BRASÍLIA - Liberdade de expressão é o mecanismo que assegura, mesmo à mais idiota das bocas, o direito de dizer tudo o que pensa. E às orelhas menos toscas o de selecionar livremente o que merece ser ouvido.
Exercitar a liberdade é simples como sugar o ar da atmosfera. Não gostou da música? Vire o botão do rádio. Achou a novela tola? Acione o controle remoto. Foi ofendido? Peça reparação à Justiça. A crítica o convenceu? Mude de atitude.
Difícil encontrar alguém que, peito aberto, defenda o regime de força. Mas há entre nós um perigoso pânico libertário.
O brasileiro de hoje digere liberdade e arrota censura. Ele venera a própria liberdade. Mas não move um chumaço de algodão pela liberdade alheia. Veste-se de democrata. Mas leva a censura no bolso.
Analisam-se no Congresso projetos que investem contra as pesquisas de opinião e contra a programação da TV. A Igreja se insurge contra o nacionalíssimo sincretismo religioso. Bonifácio de Andrada impede Herbert Vianna de cantar.
É o triunfo da irresponsabilidade. Os pais transferiram gostosamente a educação de seus filhos para Xuxas e Angélicas. Agora, querem censurar a programação da TV.

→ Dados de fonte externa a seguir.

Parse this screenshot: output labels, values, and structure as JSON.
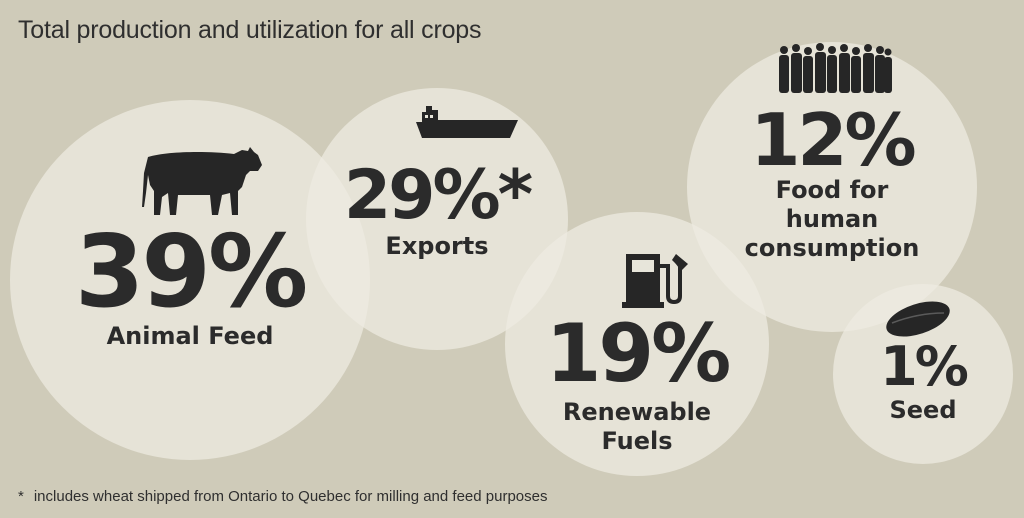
{
  "title": "Total production and utilization for all crops",
  "footnote": {
    "marker": "*",
    "text": "includes wheat shipped from Ontario to Quebec for milling and feed purposes"
  },
  "colors": {
    "background": "#cfcbb9",
    "bubble": "#eeece2",
    "text": "#2b2b2b",
    "icons": "#262626"
  },
  "icons": [
    "cow-icon",
    "cargo-ship-icon",
    "fuel-pump-icon",
    "people-crowd-icon",
    "seed-icon"
  ],
  "chart_data": {
    "type": "bubble-infographic",
    "title": "Total production and utilization for all crops",
    "unit": "%",
    "categories": [
      "Animal Feed",
      "Exports",
      "Renewable Fuels",
      "Food for human consumption",
      "Seed"
    ],
    "values": [
      39,
      29,
      19,
      12,
      1
    ],
    "items": [
      {
        "label_lines": [
          "Animal Feed"
        ],
        "pct_text": "39%",
        "value": 39,
        "icon": "cow-icon"
      },
      {
        "label_lines": [
          "Exports"
        ],
        "pct_text": "29%*",
        "value": 29,
        "icon": "cargo-ship-icon"
      },
      {
        "label_lines": [
          "Renewable",
          "Fuels"
        ],
        "pct_text": "19%",
        "value": 19,
        "icon": "fuel-pump-icon"
      },
      {
        "label_lines": [
          "Food for",
          "human",
          "consumption"
        ],
        "pct_text": "12%",
        "value": 12,
        "icon": "people-crowd-icon"
      },
      {
        "label_lines": [
          "Seed"
        ],
        "pct_text": "1%",
        "value": 1,
        "icon": "seed-icon"
      }
    ]
  }
}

É a vitória da contradição. A mesma Igreja que invadiu aldeias a pretexto de levar evangelização branca aos índios, quer agora impedir que garotos do Olodum levem música negra aos seus templos.
É a consagração da desfaçatez. Democratas de fachada, os políticos perseguem o benefício do voto, mas sonegam ao eleitor o direito à informação. Tentam mantê-lo preso ao cabresto da desinformação.
A fúria conservadora expõe os neocensores ao ridículo. O Paralamas do Sucesso, por exemplo, deveria erigir uma estátua em homenagem a Bonifácio. O deputado transformou um rap panfletário e chato em música da moda. Herbert Vianna não teria melhor empresário.